Por esses tempos também não exibia as actuais simpatias e/ou preferências por Portugal ou pelos portugueses – embora se conheçam testemunhos de portugueses presos nas cadeias angolanas nos anos a seguir à independência (p ex, Cardoso Botelho), que lhe apontam atitudes benevolentes; era então ministro do Interior e da Segurança de Estado.
A transfiguração por que Kundi Paihama passou é espírito do tempo. A nova ideologia manda que os dirigentes adquiram também a dupla faceta de empresários, de modo a fomentar a afirmação de uma oligarquia, centralmente opulenta, a que compete, pela via simples da acumulação de poder e influências, proteger e perpetuar o regime.
Também se deixou tentar por mordomias pessoais, muito ao gosto da elite angolana, embora sem incorrer em extravagâncias de outros. Tem uma fazenda (de rendimento e lazer), em Chimbolelo, Huíla, a meias com o “amigo de peito”, Faustino Muteka e uma vivenda no Minho, Portugal, onde aprecia refugiar-se.
2 . A acrimónia anti-portuguesa que deixava transparecer nos tempos pós-independência, era um diapasão pelo qual muitos afinavam. Parte substancial da direcção do MPLA tinha laços com portugueses ou provinha da administração colonial e do Exército Português; todos sentiam necessidade de se fazer passar por “mais papistas que o papa”, tentando esbater assim aspectos menos cómodos do passado.

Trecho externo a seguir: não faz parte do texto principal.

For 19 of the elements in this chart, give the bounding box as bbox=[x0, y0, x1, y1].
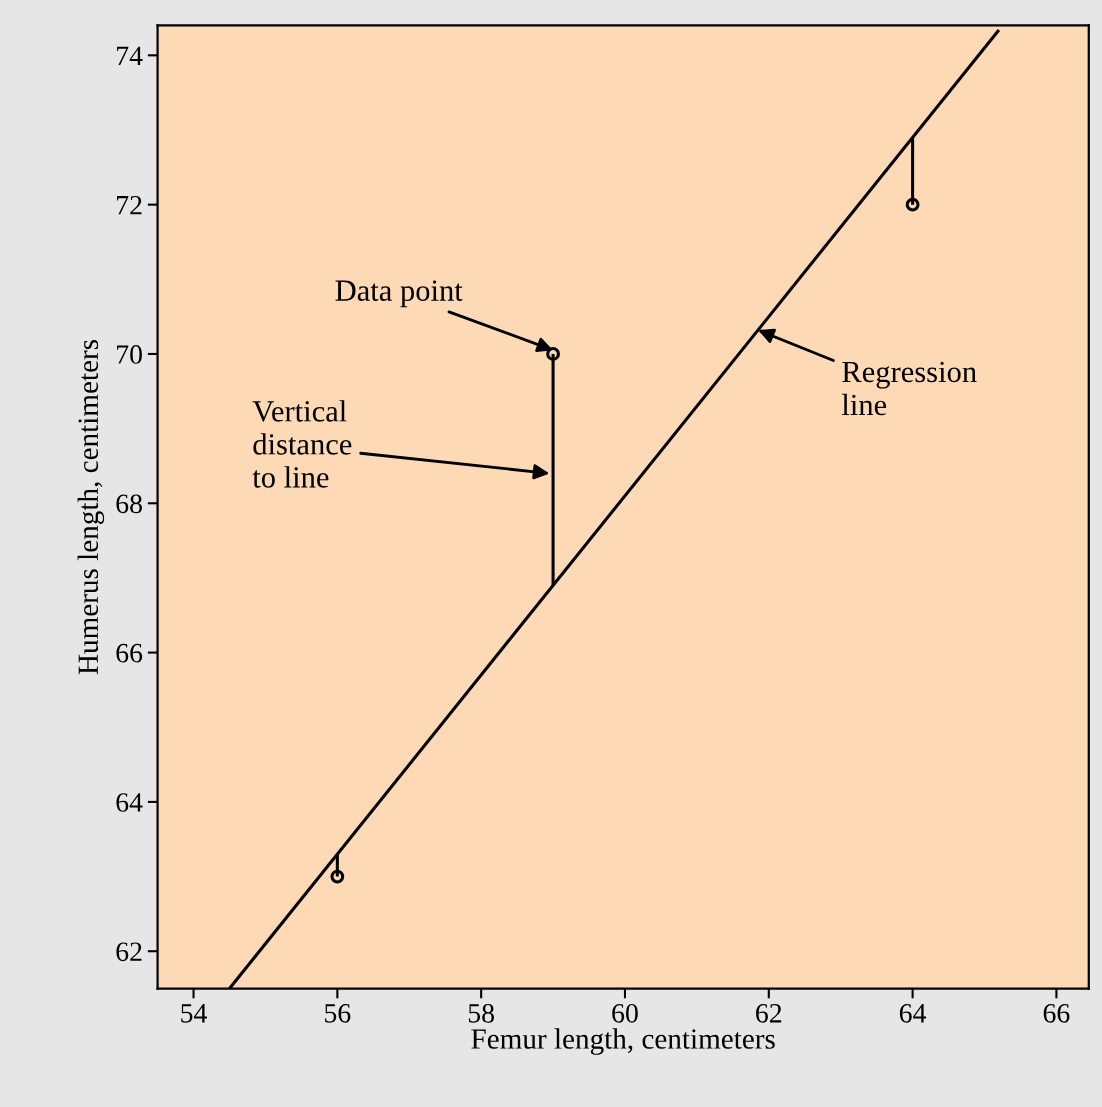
x-axis-title: Femur length, centimeters bbox=[471, 1028, 775, 1055]
y-tick-label: 62 bbox=[116, 942, 142, 962]
x-tick-label: 60 bbox=[612, 1003, 638, 1023]
y-tick-label: 72 bbox=[117, 195, 142, 215]
x-tick-label: 58 bbox=[468, 1003, 494, 1023]
y-tick-label: 70 bbox=[117, 345, 142, 364]
x-tick-label: 64 bbox=[899, 1004, 927, 1023]
y-tick-label: 74 bbox=[117, 46, 143, 65]
annotation: Regression line bbox=[841, 361, 977, 416]
y-tick-label: 66 bbox=[116, 643, 143, 663]
y-axis-title: Humerus length, centimeters bbox=[77, 340, 105, 675]
x-tick-label: 56 bbox=[325, 1004, 351, 1023]
annotation: Data point bbox=[335, 280, 463, 308]
y-tick-label: 64 bbox=[116, 793, 143, 812]
x-tick-label: 66 bbox=[1043, 1004, 1070, 1023]
annotation: Vertical distance to line bbox=[252, 400, 352, 488]
x-tick-label: 62 bbox=[756, 1004, 782, 1023]
x-tick-label: 54 bbox=[181, 1004, 207, 1023]
y-tick-label: 68 bbox=[116, 494, 142, 514]
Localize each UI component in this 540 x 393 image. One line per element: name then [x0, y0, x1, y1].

Kundi Paihama era mesmo um caso especial. Na sua biografia oficial há referência a “actividades clandestinas” no tempo colonial. Mas são consideradas fantasiosas. De facto, foi 1º Cabo do Exército Português (1965/68), depois empregado civil numa unidade do mesmo, o ASMA. Em 1973, acabado de admitir nos Serviços de Registos e Notariado, foi colocado em Porto Alexandre (Tômbwa, actualmente) onde estava à data do 25.Abr.74.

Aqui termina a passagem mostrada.